Chen Yu-Cheng, Fang Wen-Hui, Lin Chin-Sheng, Tsai Dung-Jang, Hsiang Chih-Wei, Chang Cheng-Kuang, Ko Kai-Hsiung, Huang Guo-Shu, Lee Yung-Tsai, Lin Chin
Department of Internal Medicine, Tri-Service General Hospital, National Defense Medical Center, Taipei, Taiwan, ROC.
Department of Family and External Medicine, Department of Internal Medicine, Tri-Service General Hospital, National Defense Medical Center, Taipei, Taiwan, ROC.
J Imaging Inform Med. 2025 Jun;38(3):1581-1593. doi: 10.1007/s10278-024-01247-y. Epub 2024 Oct 24.

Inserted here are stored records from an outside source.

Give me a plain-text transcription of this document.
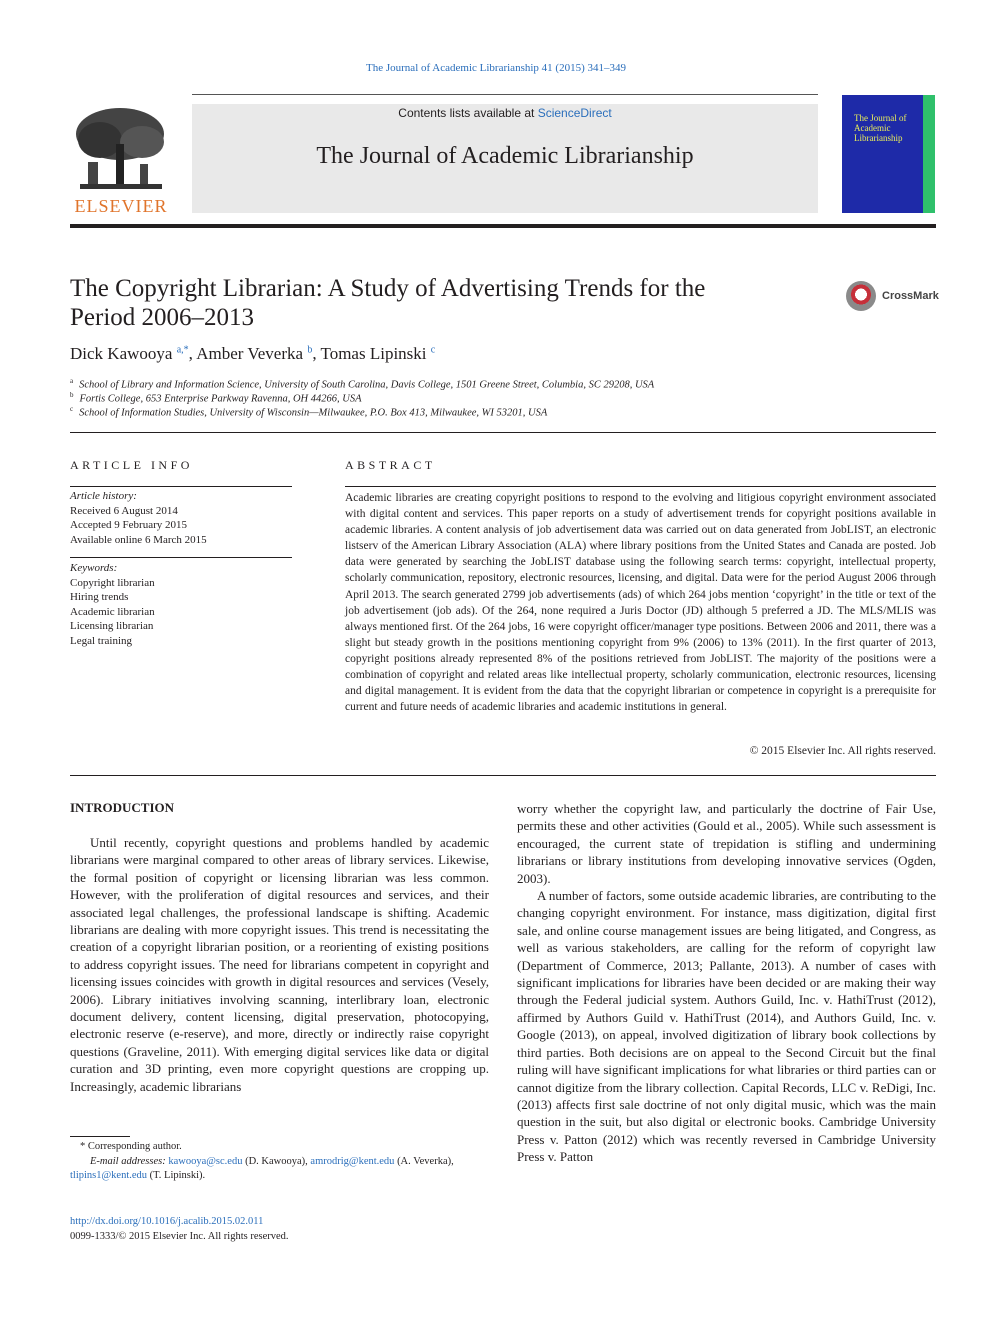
The Journal of Academic Librarianship 41 (2015) 341–349
ELSEVIER
Contents lists available at ScienceDirect
The Journal of Academic Librarianship
The Journal of Academic Librarianship
The Copyright Librarian: A Study of Advertising Trends for the Period 2006–2013
CrossMark
Dick Kawooya $^{a,*}$, Amber Veverka $^b$, Tomas Lipinski $^c$
$^a$ School of Library and Information Science, University of South Carolina, Davis College, 1501 Greene Street, Columbia, SC 29208, USA
$^b$ Fortis College, 653 Enterprise Parkway Ravenna, OH 44266, USA
$^c$ School of Information Studies, University of Wisconsin—Milwaukee, P.O. Box 413, Milwaukee, WI 53201, USA
ARTICLE INFO
Article history:
Received 6 August 2014
Accepted 9 February 2015
Available online 6 March 2015
Keywords:
Copyright librarian
Hiring trends
Academic librarian
Licensing librarian
Legal training
ABSTRACT
Academic libraries are creating copyright positions to respond to the evolving and litigious copyright environment associated with digital content and services. This paper reports on a study of advertisement trends for copyright positions available in academic libraries. A content analysis of job advertisement data was carried out on data generated from JobLIST, an electronic listserv of the American Library Association (ALA) where library positions from the United States and Canada are posted. Job data were generated by searching the JobLIST database using the following search terms: copyright, intellectual property, scholarly communication, repository, electronic resources, licensing, and digital. Data were for the period August 2006 through April 2013. The search generated 2799 job advertisements (ads) of which 264 jobs mention ‘copyright’ in the title or text of the job advertisement (job ads). Of the 264, none required a Juris Doctor (JD) although 5 preferred a JD. The MLS/MLIS was always mentioned first. Of the 264 jobs, 16 were copyright officer/manager type positions. Between 2006 and 2011, there was a slight but steady growth in the positions mentioning copyright from 9% (2006) to 13% (2011). In the first quarter of 2013, copyright positions already represented 8% of the positions retrieved from JobLIST. The majority of the positions were a combination of copyright and related areas like intellectual property, scholarly communication, electronic resources, licensing and digital management. It is evident from the data that the copyright librarian or competence in copyright is a prerequisite for current and future needs of academic libraries and academic institutions in general.
© 2015 Elsevier Inc. All rights reserved.
INTRODUCTION

Until recently, copyright questions and problems handled by academic librarians were marginal compared to other areas of library services. Likewise, the formal position of copyright or licensing librarian was less common. However, with the proliferation of digital resources and services, and their associated legal challenges, the professional landscape is shifting. Academic librarians are dealing with more copyright issues. This trend is necessitating the creation of a copyright librarian position, or a reorienting of existing positions to address copyright issues. The need for librarians competent in copyright and licensing issues coincides with growth in digital resources and services (Vesely, 2006). Library initiatives involving scanning, interlibrary loan, electronic document delivery, content licensing, digital preservation, photocopying, electronic reserve (e-reserve), and more, directly or indirectly raise copyright questions (Graveline, 2011). With emerging digital services like data or digital curation and 3D printing, even more copyright questions are cropping up. Increasingly, academic librarians

worry whether the copyright law, and particularly the doctrine of Fair Use, permits these and other activities (Gould et al., 2005). While such assessment is encouraged, the current state of trepidation is stifling and undermining librarians or library institutions from developing innovative services (Ogden, 2003).

A number of factors, some outside academic libraries, are contributing to the changing copyright environment. For instance, mass digitization, digital first sale, and online course management issues are being litigated, and Congress, as well as various stakeholders, are calling for the reform of copyright law (Department of Commerce, 2013; Pallante, 2013). A number of cases with significant implications for libraries have been decided or are making their way through the Federal judicial system. Authors Guild, Inc. v. HathiTrust (2012), affirmed by Authors Guild v. HathiTrust (2014), and Authors Guild, Inc. v. Google (2013), on appeal, involved digitization of library book collections by third parties. Both decisions are on appeal to the Second Circuit but the final ruling will have significant implications for what libraries or third parties can or cannot digitize from the library collection. Capital Records, LLC v. ReDigi, Inc. (2013) affects first sale doctrine of not only digital music, which was the main question in the suit, but also digital or electronic books. Cambridge University Press v. Patton (2012) which was recently reversed in Cambridge University Press v. Patton

* Corresponding author.
E-mail addresses: kawooya@sc.edu (D. Kawooya), amrodrig@kent.edu (A. Veverka),
tlipins1@kent.edu (T. Lipinski).
http://dx.doi.org/10.1016/j.acalib.2015.02.011
0099-1333/© 2015 Elsevier Inc. All rights reserved.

To address the unmet need for a widely available examination for mortality prediction, this study developed a foundation visual artificial intelligence (VAI) to enhance mortality risk stratification using chest X-rays (CXRs). The VAI employed deep learning to extract CXR features and a Cox proportional hazard model to generate a hazard score ("CXR-risk"). We retrospectively collected CXRs from patients visited outpatient department and physical examination center. Subsequently, we reviewed mortality and morbidity outcomes from electronic medical records. The dataset consisted of 41,945, 10,492, 31,707, and 4441 patients in the training, validation, internal test, and external test sets, respectively. During the median follow-up of 3.2 (IQR, 1.2-6.1) years of both internal and external test sets, the "CXR-risk" demonstrated C-indexes of 0.859 (95% confidence interval (CI), 0.851-0.867) and 0.870 (95% CI, 0.844-0.896), respectively. Patients with high "CXR-risk," above 85th percentile, had a significantly higher risk of mortality than those with low risk, below 50th percentile. The addition of clinical and laboratory data and radiographic report further improved the predictive accuracy, resulting in C-indexes of 0.888 and 0.900. The VAI can provide accurate predictions of mortality and morbidity outcomes using just a single CXR, and it can complement other risk prediction indicators to assist physicians in assessing patient risk more effectively.
为满足广泛可用的死亡率预测检查这一未被满足的需求,本研究开发了一种基础视觉人工智能(VAI),以利用胸部X光片(CXR)增强死亡风险分层。该VAI采用深度学习提取CXR特征,并使用Cox比例风险模型生成风险评分(“CXR风险”)。我们回顾性收集了门诊和体检中心患者的CXR。随后,我们查阅了电子病历中的死亡率和发病率结果。数据集分别由训练集、验证集、内部测试集和外部测试集中的41945例、10492例、31707例和4441例患者组成。在内部和外部测试集的3.2(四分位距,1.2 - 6.1)年中位随访期间,“CXR风险”的C指数分别为0.859(95%置信区间(CI),0.851 - 0.867)和0.870(95%CI,0.844 - 0.896)。“CXR风险”高于第85百分位数的高风险患者的死亡风险显著高于第50百分位数以下的低风险患者。添加临床和实验室数据以及影像学报告进一步提高了预测准确性,C指数分别为0.888和0.900。VAI仅使用一张CXR就能提供准确的死亡率和发病率结果预测,并且它可以补充其他风险预测指标,以帮助医生更有效地评估患者风险。